Oder habe ich dich jetzt falsch verstanden, d.h., dass, wenn du beim Linux-Server "localhost" eingibst, die Anfrage auf den Win2000-Rechner weitergeleitet werden soll?


----------



## InfoG (23. Januar 2002)

jup...also 

internetverbindung -> linux server

netzwerk server (dhcp usw) -> linux server

webserver -> 2k server

so...nun, wenn ich auf die seite zugreifen will, müsste doch der linux server auf den webserver springen und weiterleiten oder nicht ?  grummel.... 

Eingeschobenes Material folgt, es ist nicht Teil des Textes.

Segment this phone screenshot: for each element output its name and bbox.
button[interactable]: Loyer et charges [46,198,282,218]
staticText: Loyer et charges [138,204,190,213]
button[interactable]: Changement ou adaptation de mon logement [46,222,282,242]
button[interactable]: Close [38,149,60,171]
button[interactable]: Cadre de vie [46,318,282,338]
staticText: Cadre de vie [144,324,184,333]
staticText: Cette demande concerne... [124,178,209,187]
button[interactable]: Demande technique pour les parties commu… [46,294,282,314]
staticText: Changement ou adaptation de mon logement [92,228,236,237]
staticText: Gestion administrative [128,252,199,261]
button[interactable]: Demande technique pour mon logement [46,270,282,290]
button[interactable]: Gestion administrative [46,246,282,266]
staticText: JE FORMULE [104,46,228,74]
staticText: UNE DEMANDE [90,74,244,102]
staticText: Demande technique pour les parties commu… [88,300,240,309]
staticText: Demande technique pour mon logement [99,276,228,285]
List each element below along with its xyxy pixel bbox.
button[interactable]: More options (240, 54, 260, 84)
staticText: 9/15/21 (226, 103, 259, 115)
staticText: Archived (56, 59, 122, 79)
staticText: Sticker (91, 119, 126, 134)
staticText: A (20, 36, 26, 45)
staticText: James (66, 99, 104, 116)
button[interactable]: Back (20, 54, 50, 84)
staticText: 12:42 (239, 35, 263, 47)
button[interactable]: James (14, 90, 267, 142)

denk ich mir mal so... nur wie ?!


----------



## Arne Buchwald (24. Januar 2002)

Hallo,

dazu musst du den Port 80 des Linux-Servers auf den Win2000-Rechner routen. Mit Linux kenne ich mich (im Moment) noch kein Stück aus, allerdings bin ich gerade am Installieren von Suse 7.3 Prof.
Je nachdem wie weit ich komme, kann ich dir evtl. heute Abend / Morgen oder so helfen.


----------



## linuxchristoph (24. Januar 2002)

... hmm brauchst Du auf dem linuxserver den das http Protocol?
Wenn nicht, kill doch mal den Prozess und probier´s noch mal.
Oder wenn Dein Server als localmaster läuft (Samba) setzt doch den OS level herab:

Standard: os level = 20 -> normal
          os level = 0  -> nmbd verliert gegen windows-server
               ... = 65 -> nmbd von Samba gewinnt gegen jeden windows-server

Ich hoffe ich konnte Dir ein paar Tips geben?!

Grüße, linuxchristoph


----------



## Arne Buchwald (24. Januar 2002)

Hallo linuxchristoph,

kannst du mir vielleicht sagen, wie ich den DNS unter Linux einrichte und anschließend eine "brauchbare" Samba-Konfiguration erziele ???

Würde mich sehr freuen,


----------